There are some people who refused Pfizer and Moderna's messenger RNA vaccines. They may opt for Novavax's vaccine since it's based on more of a traditional technology.
But it's fair to say most people who wanted a vaccine probably already got one. This means even authorization in the U.S. represents limited near-term revenue for Novavax.
The company has forecast annual revenue of $4 billion to $5 billion this year. This pales compared to the revenue Pfizer and Moderna have been generating. At the same time, Novavax doesn't have other products on the market. And its focus these days is on its coronavirus vaccine.
So Novavax's market share and revenue likely will be limited today. And the company's success may rely heavily on the coronavirus market of tomorrow. That makes Novavax a risky investment right now.
The bull case
Regulatory authorizations are giving Novavax the opportunity to enter the market, prove the value of its vaccine, and generate product revenue for the first time. But the big positive for Novavax has to do with coronavirus prevention down the road.

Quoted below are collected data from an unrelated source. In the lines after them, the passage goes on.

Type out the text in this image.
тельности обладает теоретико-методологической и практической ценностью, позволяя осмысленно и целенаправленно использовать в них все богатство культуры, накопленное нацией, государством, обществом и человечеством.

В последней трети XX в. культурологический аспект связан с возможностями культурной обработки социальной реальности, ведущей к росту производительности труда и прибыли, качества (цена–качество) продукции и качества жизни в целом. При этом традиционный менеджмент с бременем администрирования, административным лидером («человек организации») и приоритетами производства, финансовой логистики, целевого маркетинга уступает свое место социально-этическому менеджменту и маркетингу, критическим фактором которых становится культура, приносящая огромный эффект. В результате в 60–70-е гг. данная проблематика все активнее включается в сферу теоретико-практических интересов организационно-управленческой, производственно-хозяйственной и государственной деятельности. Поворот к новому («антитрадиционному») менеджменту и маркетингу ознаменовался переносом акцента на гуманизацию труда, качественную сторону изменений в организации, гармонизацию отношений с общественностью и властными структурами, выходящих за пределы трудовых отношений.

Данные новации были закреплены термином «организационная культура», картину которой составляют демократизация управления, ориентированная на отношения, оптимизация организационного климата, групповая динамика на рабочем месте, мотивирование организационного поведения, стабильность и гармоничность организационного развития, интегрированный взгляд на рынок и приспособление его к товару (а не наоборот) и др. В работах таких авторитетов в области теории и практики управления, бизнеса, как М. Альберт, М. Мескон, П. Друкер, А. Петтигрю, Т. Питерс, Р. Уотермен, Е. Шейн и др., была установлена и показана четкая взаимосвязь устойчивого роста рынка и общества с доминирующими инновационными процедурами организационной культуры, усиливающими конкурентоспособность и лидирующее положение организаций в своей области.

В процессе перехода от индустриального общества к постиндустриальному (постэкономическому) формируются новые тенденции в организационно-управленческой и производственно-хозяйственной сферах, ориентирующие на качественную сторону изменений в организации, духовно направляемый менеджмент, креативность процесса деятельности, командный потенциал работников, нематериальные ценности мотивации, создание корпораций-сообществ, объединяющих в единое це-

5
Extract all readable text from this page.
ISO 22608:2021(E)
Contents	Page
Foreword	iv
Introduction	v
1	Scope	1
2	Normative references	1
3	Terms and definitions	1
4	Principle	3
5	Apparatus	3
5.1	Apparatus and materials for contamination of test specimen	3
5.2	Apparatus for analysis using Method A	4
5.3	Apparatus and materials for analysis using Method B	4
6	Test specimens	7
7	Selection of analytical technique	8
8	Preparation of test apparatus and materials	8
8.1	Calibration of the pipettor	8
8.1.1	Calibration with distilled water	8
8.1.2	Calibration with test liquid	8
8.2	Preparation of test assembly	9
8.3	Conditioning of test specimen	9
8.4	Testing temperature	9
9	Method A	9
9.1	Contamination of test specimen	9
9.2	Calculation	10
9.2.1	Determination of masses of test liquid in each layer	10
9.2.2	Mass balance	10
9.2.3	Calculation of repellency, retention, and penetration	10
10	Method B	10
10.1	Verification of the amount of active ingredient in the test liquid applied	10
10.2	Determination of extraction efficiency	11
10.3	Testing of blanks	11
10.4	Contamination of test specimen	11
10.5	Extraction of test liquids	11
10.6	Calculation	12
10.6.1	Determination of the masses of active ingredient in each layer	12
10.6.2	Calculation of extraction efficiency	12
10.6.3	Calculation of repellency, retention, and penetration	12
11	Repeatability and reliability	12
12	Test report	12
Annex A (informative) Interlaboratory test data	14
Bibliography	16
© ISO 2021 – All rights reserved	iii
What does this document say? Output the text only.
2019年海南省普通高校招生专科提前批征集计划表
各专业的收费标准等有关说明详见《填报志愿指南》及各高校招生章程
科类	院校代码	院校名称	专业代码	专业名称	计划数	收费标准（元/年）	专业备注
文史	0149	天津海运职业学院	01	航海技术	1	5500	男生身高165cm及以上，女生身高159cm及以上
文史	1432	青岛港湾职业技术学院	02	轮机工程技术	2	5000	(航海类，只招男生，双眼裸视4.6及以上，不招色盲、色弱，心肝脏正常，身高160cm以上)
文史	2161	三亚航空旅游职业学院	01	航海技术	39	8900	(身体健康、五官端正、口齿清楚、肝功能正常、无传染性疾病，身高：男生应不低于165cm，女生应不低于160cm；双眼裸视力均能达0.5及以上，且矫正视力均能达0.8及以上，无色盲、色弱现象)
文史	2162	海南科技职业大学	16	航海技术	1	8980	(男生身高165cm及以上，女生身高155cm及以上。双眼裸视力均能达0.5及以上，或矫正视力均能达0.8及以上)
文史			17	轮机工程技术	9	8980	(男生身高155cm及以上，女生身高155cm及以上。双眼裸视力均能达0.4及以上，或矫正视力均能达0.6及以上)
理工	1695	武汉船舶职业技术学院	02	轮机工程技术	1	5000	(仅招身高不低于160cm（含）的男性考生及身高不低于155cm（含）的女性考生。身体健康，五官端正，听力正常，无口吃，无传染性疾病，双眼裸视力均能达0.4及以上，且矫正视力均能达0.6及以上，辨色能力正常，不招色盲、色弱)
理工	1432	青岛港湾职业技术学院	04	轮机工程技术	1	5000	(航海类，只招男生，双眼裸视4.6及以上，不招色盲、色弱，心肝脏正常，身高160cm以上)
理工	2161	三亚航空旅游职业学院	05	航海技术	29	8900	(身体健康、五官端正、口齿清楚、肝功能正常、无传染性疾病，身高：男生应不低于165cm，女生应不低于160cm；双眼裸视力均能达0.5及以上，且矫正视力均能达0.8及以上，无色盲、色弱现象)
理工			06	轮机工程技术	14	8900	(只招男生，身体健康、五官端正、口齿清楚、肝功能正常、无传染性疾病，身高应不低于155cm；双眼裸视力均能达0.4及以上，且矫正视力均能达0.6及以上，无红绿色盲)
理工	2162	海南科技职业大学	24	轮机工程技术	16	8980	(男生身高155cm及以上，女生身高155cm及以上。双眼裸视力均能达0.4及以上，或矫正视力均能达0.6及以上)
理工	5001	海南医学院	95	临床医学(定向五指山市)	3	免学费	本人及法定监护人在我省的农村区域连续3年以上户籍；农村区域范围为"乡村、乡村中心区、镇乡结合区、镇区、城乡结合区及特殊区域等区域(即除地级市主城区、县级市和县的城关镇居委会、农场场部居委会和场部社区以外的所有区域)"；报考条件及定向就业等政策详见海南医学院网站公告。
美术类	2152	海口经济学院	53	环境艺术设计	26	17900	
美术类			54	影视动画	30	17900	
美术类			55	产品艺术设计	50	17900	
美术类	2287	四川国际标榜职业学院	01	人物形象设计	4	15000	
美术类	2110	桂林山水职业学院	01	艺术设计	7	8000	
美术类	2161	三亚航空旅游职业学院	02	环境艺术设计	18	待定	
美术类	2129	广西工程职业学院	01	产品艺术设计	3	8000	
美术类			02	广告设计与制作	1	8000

Novavax is working on a combined coronavirus/flu vaccine candidate. It's not the only one. Moderna also is developing such a candidate. But Novavax has two advantages.
First, it's further ahead. The company aims to start a phase 2 trial by the end of the year. Moderna's program hasn't yet entered clinical studies.
Second, Moderna is a newcomer to the area of a flu vaccine. Novavax has already brought a candidate -- NanoFlu -- through clinical development. NanoFlu met all primary endpoints in a phase 3 trial. So, when designing its combined candidate, Novavax has two of the main components that already have been successful in clinical trials: NanoFlu and its coronavirus vaccine.
A combined candidate could be a leading product in the future. Experts say the coronavirus will stick around. That means at least the most at-risk people will need protection. It's easy to imagine those who usually go for a flu shot instead to opt for a combined flu/coronavirus vaccine.
Today, Novavax trades for about three times forward earnings estimates. That looks cheap considering its long-term prospects in a combined coronavirus/flu vaccine market.
Bull or Bear?
Novavax looks like a good buy today -- for investors who don't mind some risk. The company's long-term program seems promising. But it will take a few years for a combined vaccine to enter the market. And there's always the risk of setbacks or failure during the development process.
It's positive that Novavax is generating revenue right now. And this may boost the stock in the near term. But Novavax's biggest gains probably will come over time.